CHIDEYA: One last speed round question. This is about undocumented immigrants who are trying to go to college. They can't, under federal law, get financial aid, but now some lawmakers in Congress have developed something called the Development, Relief and Education for Alien Minors Act or the DREAM Act. It would allow undocumented students who arrive before they turn 16 and have lived here at least five years to become temporary legal residents and eligible for college aid. With immigration such a divisive topic, does this DREAM Act have a fighting chance and should it, Professor Berry?
Prof. BERRY: It is not going to pass. It doesn't have the chance of a snowball in hell. And also the point should be made there's a lawsuit in California right now from out-of-state American students suing because the University of California admits undocumented students with in-state tuition. And they're complaining, `Why should people who are undocumented pay in-state when we're paying out-of-state?' And there are lawsuits that are being developed in other states that have this. So the bill isn't going to pass and the problem in the current environment that we have will not, but it ought to.

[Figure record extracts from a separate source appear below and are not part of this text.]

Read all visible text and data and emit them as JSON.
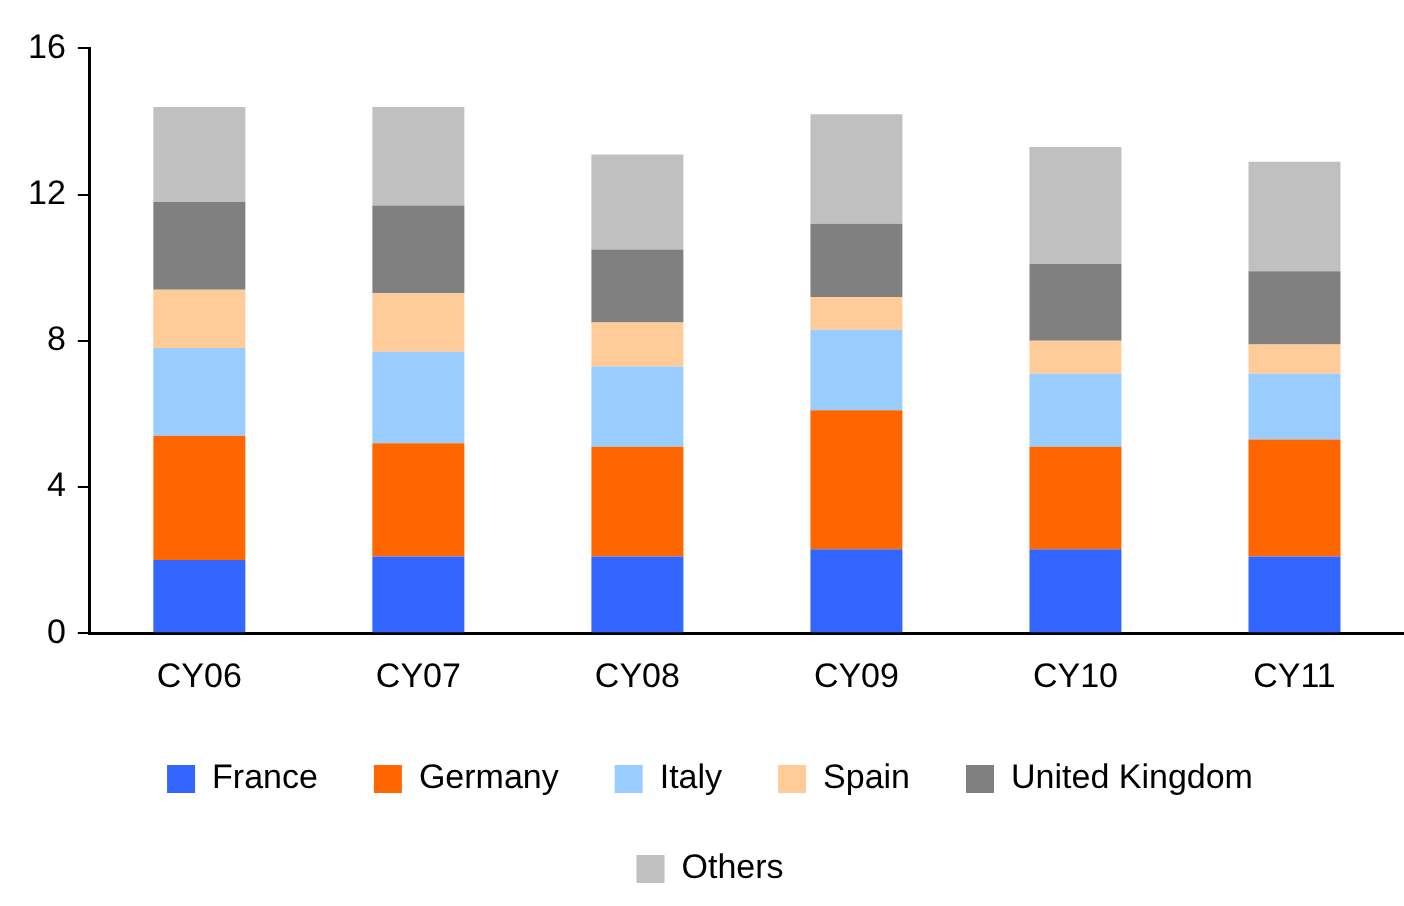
{
  "chart_data": {
    "type": "bar",
    "stacked": true,
    "categories": [
      "CY06",
      "CY07",
      "CY08",
      "CY09",
      "CY10",
      "CY11"
    ],
    "series": [
      {
        "name": "France",
        "color": "#3366ff",
        "values": [
          2.0,
          2.1,
          2.1,
          2.3,
          2.3,
          2.1
        ]
      },
      {
        "name": "Germany",
        "color": "#ff6600",
        "values": [
          3.4,
          3.1,
          3.0,
          3.8,
          2.8,
          3.2
        ]
      },
      {
        "name": "Italy",
        "color": "#99ccff",
        "values": [
          2.4,
          2.5,
          2.2,
          2.2,
          2.0,
          1.8
        ]
      },
      {
        "name": "Spain",
        "color": "#ffcc99",
        "values": [
          1.6,
          1.6,
          1.2,
          0.9,
          0.9,
          0.8
        ]
      },
      {
        "name": "United Kingdom",
        "color": "#808080",
        "values": [
          2.4,
          2.4,
          2.0,
          2.0,
          2.1,
          2.0
        ]
      },
      {
        "name": "Others",
        "color": "#c0c0c0",
        "values": [
          2.6,
          2.7,
          2.6,
          3.0,
          3.2,
          3.0
        ]
      }
    ],
    "ylim": [
      0,
      16
    ],
    "yticks": [
      0,
      4,
      8,
      12,
      16
    ],
    "grid": false,
    "legend": "bottom"
  }
}
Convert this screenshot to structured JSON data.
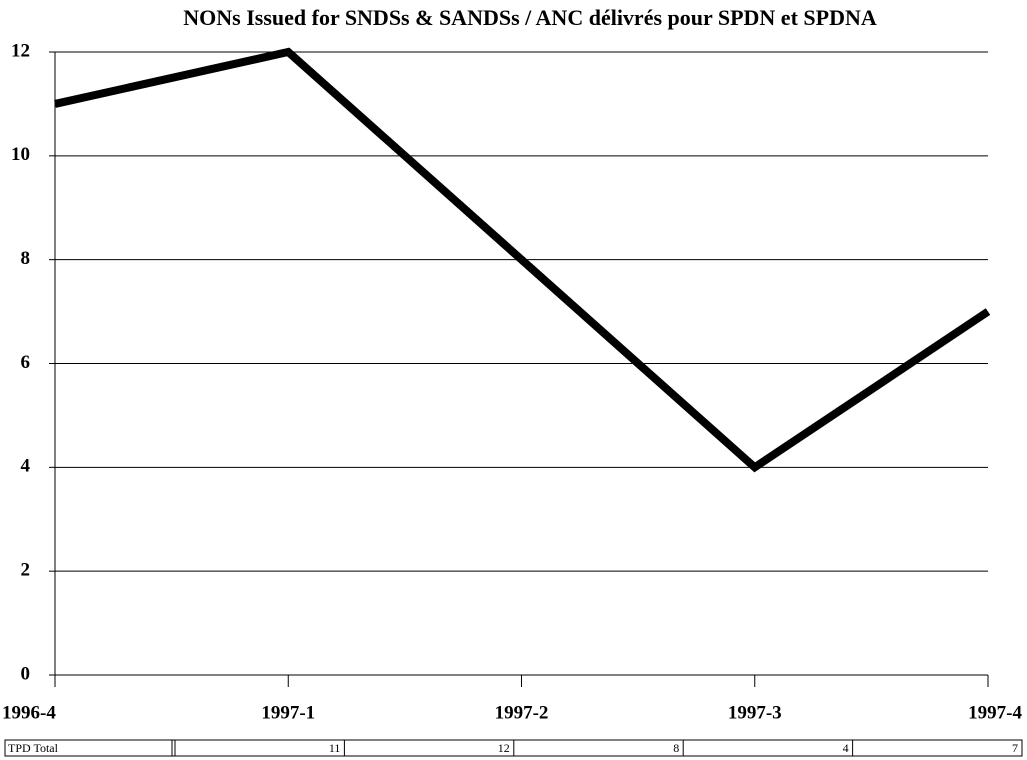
{
  "chart_data": {
    "type": "line",
    "title": "NONs Issued for SNDSs & SANDSs / ANC délivrés pour SPDN et SPDNA",
    "categories": [
      "1996-4",
      "1997-1",
      "1997-2",
      "1997-3",
      "1997-4"
    ],
    "series": [
      {
        "name": "TPD Total",
        "color": "#000000",
        "values": [
          11,
          12,
          8,
          4,
          7
        ]
      }
    ],
    "ylim": [
      0,
      12
    ],
    "yticks": [
      0,
      2,
      4,
      6,
      8,
      10,
      12
    ],
    "grid": true
  }
}
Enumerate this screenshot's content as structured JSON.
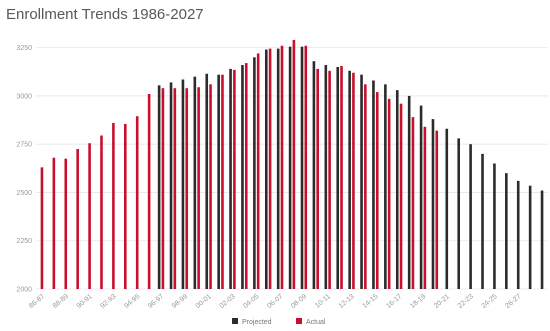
{
  "chart_data": {
    "type": "bar",
    "title": "Enrollment Trends 1986-2027",
    "xlabel": "",
    "ylabel": "",
    "ylim": [
      2000,
      3300
    ],
    "yticks": [
      2000,
      2250,
      2500,
      2750,
      3000,
      3250
    ],
    "grid": true,
    "legend_position": "bottom",
    "x_tick_labels": [
      "86-87",
      "88-89",
      "90-91",
      "92-93",
      "94-95",
      "96-97",
      "98-99",
      "00-01",
      "02-03",
      "04-05",
      "06-07",
      "08-09",
      "10-11",
      "12-13",
      "14-15",
      "16-17",
      "18-19",
      "20-21",
      "22-23",
      "24-25",
      "26-27"
    ],
    "series": [
      {
        "name": "Projected",
        "color": "#2b2b2b",
        "values": [
          null,
          null,
          null,
          null,
          null,
          null,
          null,
          null,
          null,
          null,
          3055,
          3070,
          3085,
          3100,
          3115,
          3110,
          3140,
          3160,
          3200,
          3240,
          3245,
          3255,
          3255,
          3180,
          3160,
          3150,
          3130,
          3110,
          3080,
          3060,
          3030,
          3000,
          2950,
          2880,
          2830,
          2780,
          2750,
          2700,
          2650,
          2600,
          2560,
          2535,
          2510
        ]
      },
      {
        "name": "Actual",
        "color": "#c8102e",
        "values": [
          2630,
          2680,
          2675,
          2725,
          2755,
          2795,
          2860,
          2855,
          2895,
          3010,
          3040,
          3040,
          3040,
          3045,
          3060,
          3110,
          3135,
          3170,
          3220,
          3245,
          3260,
          3290,
          3260,
          3140,
          3130,
          3155,
          3120,
          3060,
          3020,
          2985,
          2960,
          2890,
          2840,
          2820,
          null,
          null,
          null,
          null,
          null,
          null,
          null,
          null,
          null
        ]
      }
    ]
  }
}
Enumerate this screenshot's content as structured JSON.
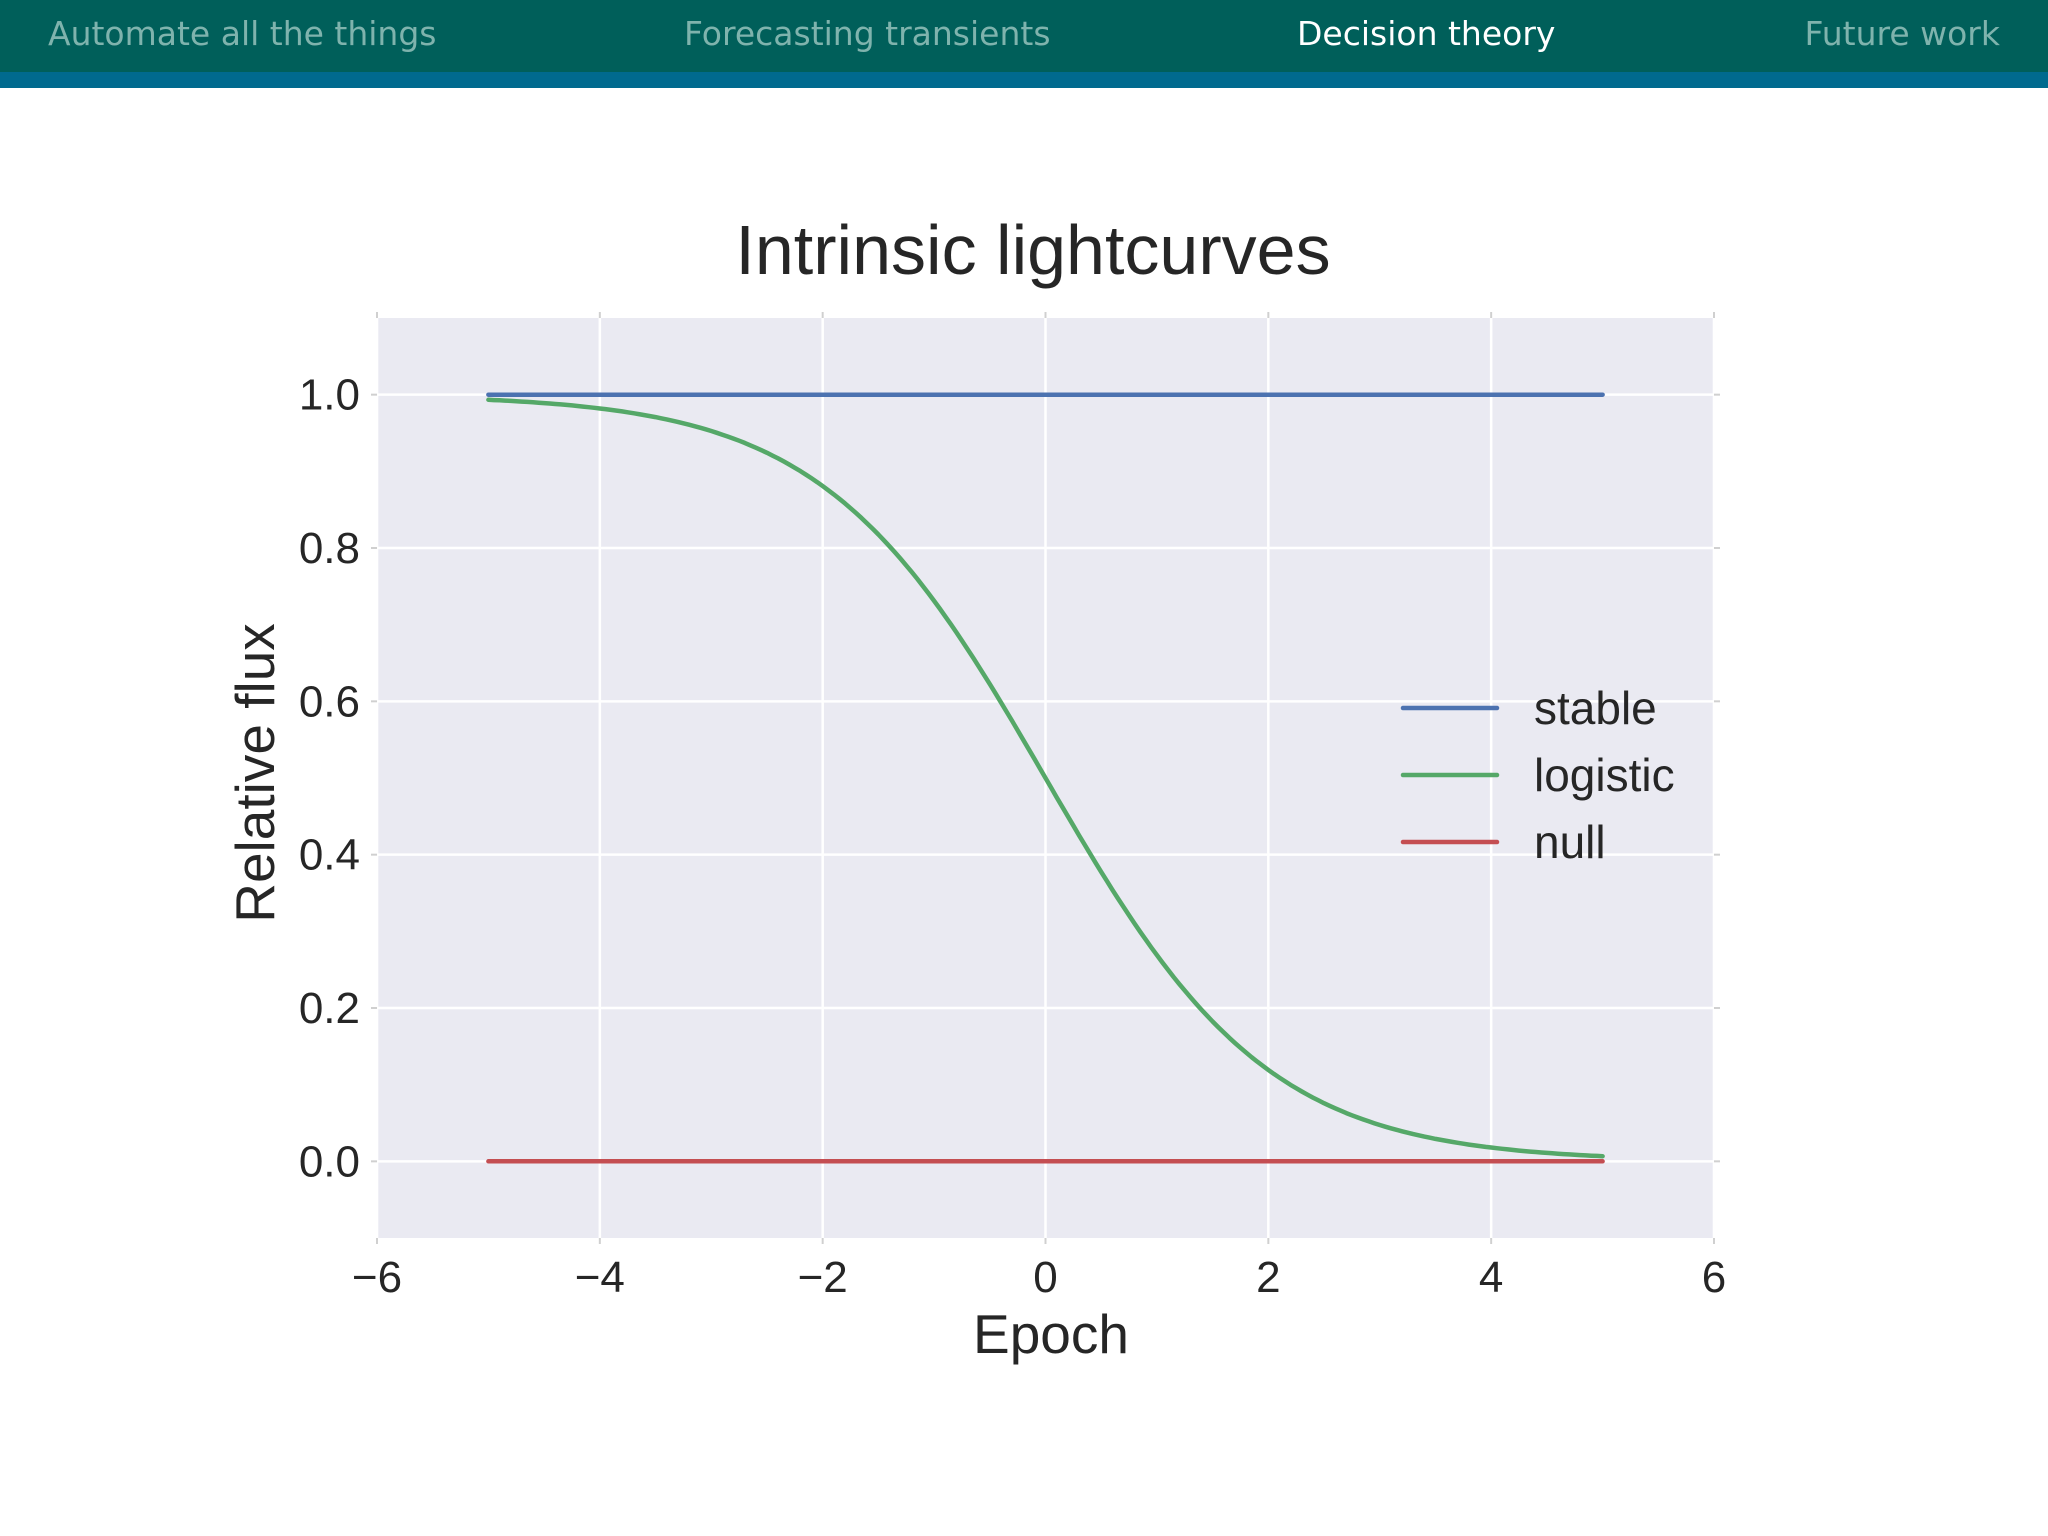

There--something ought to be done because these people are here, they're going to be here, they have potential, we're not going to stop them from coming, and it's in the national interest to educate them.
Prof. SUAREZ-OROZCO: I agree. And furthermore, really these children are not going anywhere. These children, these youths who come to the United States often not really knowing that they don't have the papers to be in our country, these children are going to grow up to be citizens of the United States one way or another, let's face it. They're not going anywhere. They're not going back to Mexico, they're not going back to El Salvador, they're not going back to Jamaica, they're not going back to Nigeria. This is really the human face of a failed migration policy. We have hundreds of thousands of undocumented alien children and youth in our schools today and many of these children are facing very dim prospects as they make the move to college or to the labor market.
CHIDEYA: Roland, very briefly, what about Mary Frances' point that, you know, black students will say, `What about me?'
Mr. MARTIN: Well, I'm not even looking at it from a perspective of what black students will say. This is indeed what happens. This--I mean, the children are having to deal with the sins of the parents. And that is that illegal immigration. I don't think it's going to pass. I mean, you're not going to find huge supporters of illegal immigration in the United States Congress. But again, this is what happens when you have illegal immigration. And so this is the back end. If you don't address the front end, this is the story that we're going to be telling 10, 20, 30, 40 years from now.
CHIDEYA: All right. In Chicago we have had Roland Martin, executive editor of the Chicago Defender; in New Orleans, Louisiana, Mary Frances Berry, professor of history at the University of Pennsylvania; and Marcelo Suarez-Orozco, co-director, immigration studies at New York University in East Hampton, New York.
Thank you all so much.
Mr. MARTIN: Thanks, Farai.
Prof. BERRY: Thank you.
Prof. SUAREZ-OROZCO: Thank you.
CHIDEYA: You're listening to NEWS & NOTES from NPR News.